Now, let's assume that symbols in our sequences are not totally random, so they are to some extend predictable. In more details, given the first N symbols in a sequence we can estimate how probable is each symbols as a next one in the sequence. For example, we can say that A
is expected to come with probability 0.01, B
is expected to come with probability 0.3 and so on.
I believe that such a predictive model can be used to compress data. And my question is how exactly it should be done. Or, in more details, what is the best way to use the predictive model to compress the data.
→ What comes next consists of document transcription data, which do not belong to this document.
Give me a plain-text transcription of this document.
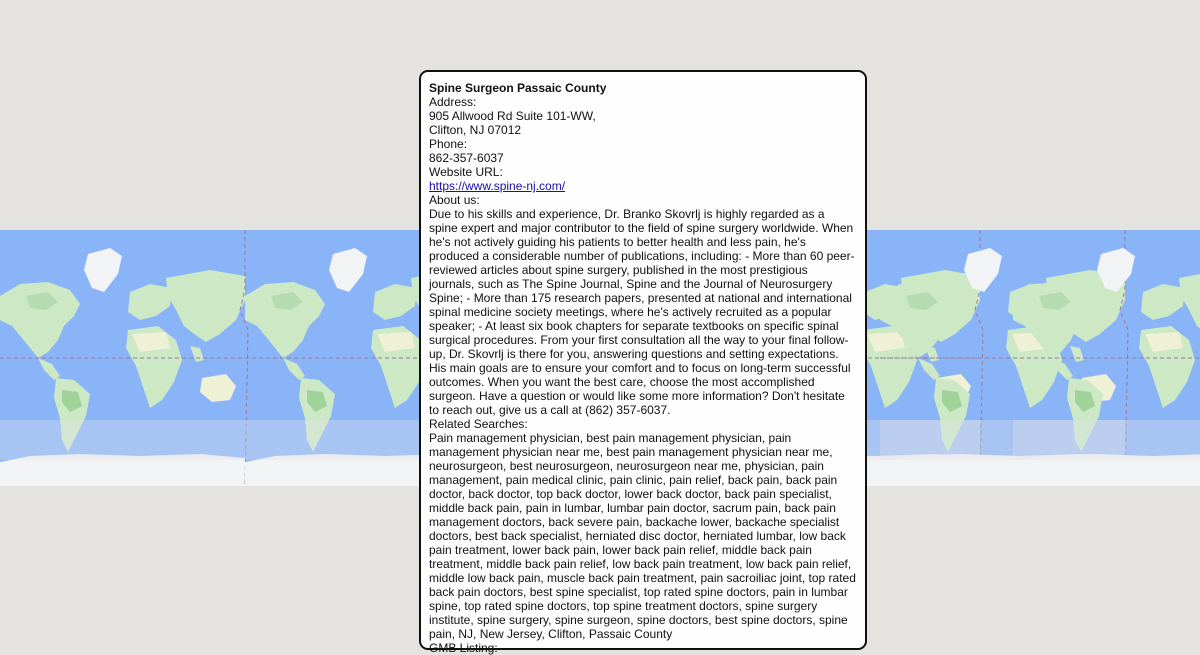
Spine Surgeon Passaic County
Address:
905 Allwood Rd Suite 101-WW,
Clifton, NJ 07012
Phone:
862-357-6037
Website URL:
https://www.spine-nj.com/
About us:
Due to his skills and experience, Dr. Branko Skovrlj is highly regarded as a spine expert and major contributor to the field of spine surgery worldwide. When he's not actively guiding his patients to better health and less pain, he's produced a considerable number of publications, including: - More than 60 peer-reviewed articles about spine surgery, published in the most prestigious journals, such as The Spine Journal, Spine and the Journal of Neurosurgery Spine; - More than 175 research papers, presented at national and international spinal medicine society meetings, where he's actively recruited as a popular speaker; - At least six book chapters for separate textbooks on specific spinal surgical procedures. From your first consultation all the way to your final follow-up, Dr. Skovrlj is there for you, answering questions and setting expectations. His main goals are to ensure your comfort and to focus on long-term successful outcomes. When you want the best care, choose the most accomplished surgeon. Have a question or would like some more information? Don't hesitate to reach out, give us a call at (862) 357-6037.
Related Searches:
Pain management physician, best pain management physician, pain management physician near me, best pain management physician near me, neurosurgeon, best neurosurgeon, neurosurgeon near me, physician, pain management, pain medical clinic, pain clinic, pain relief, back pain, back pain doctor, back doctor, top back doctor, lower back doctor, back pain specialist, middle back pain, pain in lumbar, lumbar pain doctor, sacrum pain, back pain management doctors, back severe pain, backache lower, backache specialist doctors, best back specialist, herniated disc doctor, herniated lumbar, low back pain treatment, lower back pain, lower back pain relief, middle back pain treatment, middle back pain relief, low back pain treatment, low back pain relief, middle low back pain, muscle back pain treatment, pain sacroiliac joint, top rated back pain doctors, best spine specialist, top rated spine doctors, pain in lumbar spine, top rated spine doctors, top spine treatment doctors, spine surgery institute, spine surgery, spine surgeon, spine doctors, best spine doctors, spine pain, NJ, New Jersey, Clifton, Passaic County
GMB Listing:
I thought in the following direction. At a given stage, for all the symbols we have the estimated probabilities, so all the symbols can be ordered according to their probabilities (from the most probable symbol to the least probable). Then the first symbols is encoded by 0, second by 1, third by 00... So, the encodings are:
[0, 1, 00, 01, 10, 11, 000, 001, ..., 111110, 111111]
In such a way usually symbols will get an encoding with a small number of bits. However, these encodings contains commas. For example, the original sequence of symbols can be represented as:
[0, 00, 1, 10, 0, 0, 1, 0110, ...]
And commas are out of the alphabet.
I also though about the following encoding of the symbols in the list ordered by probabilities:
[0, 10, 110, 1110, 11110, 111110, ....]
Then 0 is used as a separator (instead of comas) and number of 1s represent the position of the symbol in the list. But again, I am not sure that this is the most efficient way to use bits and the best way to utilise the predictive model.
Yes, such a predictive model can be used to compress data, so long as the model has a good shot at predicting the next symbol. This is exactly the sort of probabilistic model that arithmetic coding was conceived for.